Since then, the two Communist countries have maintained an alliance marked by long periods of tension.
Two years ago, as Mr. Kim fired a series of intercontinental ballistic missiles and China urged caution, the North hurled invective at Beijing, saying its state-run media was making “absurd and reckless remarks” that made the situation worse.
Mr. Xi’s decision to go to Pyongyang did not signal a new warmth, said Andrei Lankov, a North Korea scholar. Rather, Mr. Xi — in a corner over his stalemate in trade talks with the Trump administration — could see the possibility of playing the middle man between Mr. Kim and Mr. Trump, he said.
The contents of Mr. Xi’s “grand plan” are not clear, Mr. Lankov said. But as a first step, he said, Mr. Xi will probably try to forge a compromise that would allow Mr. Trump to step back from his demand that Mr. Kim surrender his nuclear arsenal.
“He would want Trump to see a compromise as a first step on the road to denuclearization,” Mr. Lankov said.
Offering economic help to Mr. Kim would not be difficult for Mr. Xi, whose country accounts for much of North Korea’s trade. But it would stop short of what the North Korean leader wants, which is for China to use its power at the United Nations to reverse the sanctions that are pummeling his country’s economy.
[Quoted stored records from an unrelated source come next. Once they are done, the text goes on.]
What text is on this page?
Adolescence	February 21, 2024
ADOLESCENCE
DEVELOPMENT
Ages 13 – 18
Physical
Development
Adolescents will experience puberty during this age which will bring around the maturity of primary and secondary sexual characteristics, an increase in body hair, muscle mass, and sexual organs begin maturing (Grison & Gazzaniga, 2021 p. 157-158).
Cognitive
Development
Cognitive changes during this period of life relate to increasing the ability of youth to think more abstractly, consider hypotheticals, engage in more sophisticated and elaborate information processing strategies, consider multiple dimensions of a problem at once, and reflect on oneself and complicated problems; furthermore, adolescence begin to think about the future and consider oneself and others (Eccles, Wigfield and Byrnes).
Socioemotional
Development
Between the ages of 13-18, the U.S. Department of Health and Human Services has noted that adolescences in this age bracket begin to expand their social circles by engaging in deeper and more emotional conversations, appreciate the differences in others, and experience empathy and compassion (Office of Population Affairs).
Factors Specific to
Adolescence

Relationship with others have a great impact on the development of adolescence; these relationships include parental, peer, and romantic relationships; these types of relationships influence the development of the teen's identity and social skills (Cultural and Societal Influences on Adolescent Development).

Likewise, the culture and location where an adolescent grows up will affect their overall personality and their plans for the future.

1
China is not prepared to do that, Mr. Lankov said. Instead, he said, Mr. Xi is likely to encourage Chinese businessmen, particularly those along the border, to increase trade with the North off the books.
He also said Mr. Xi was likely to offer humanitarian assistance, in the form of grain shipments, to help stave off what the World Food Program recently called serious food shortages in the North Korean countryside.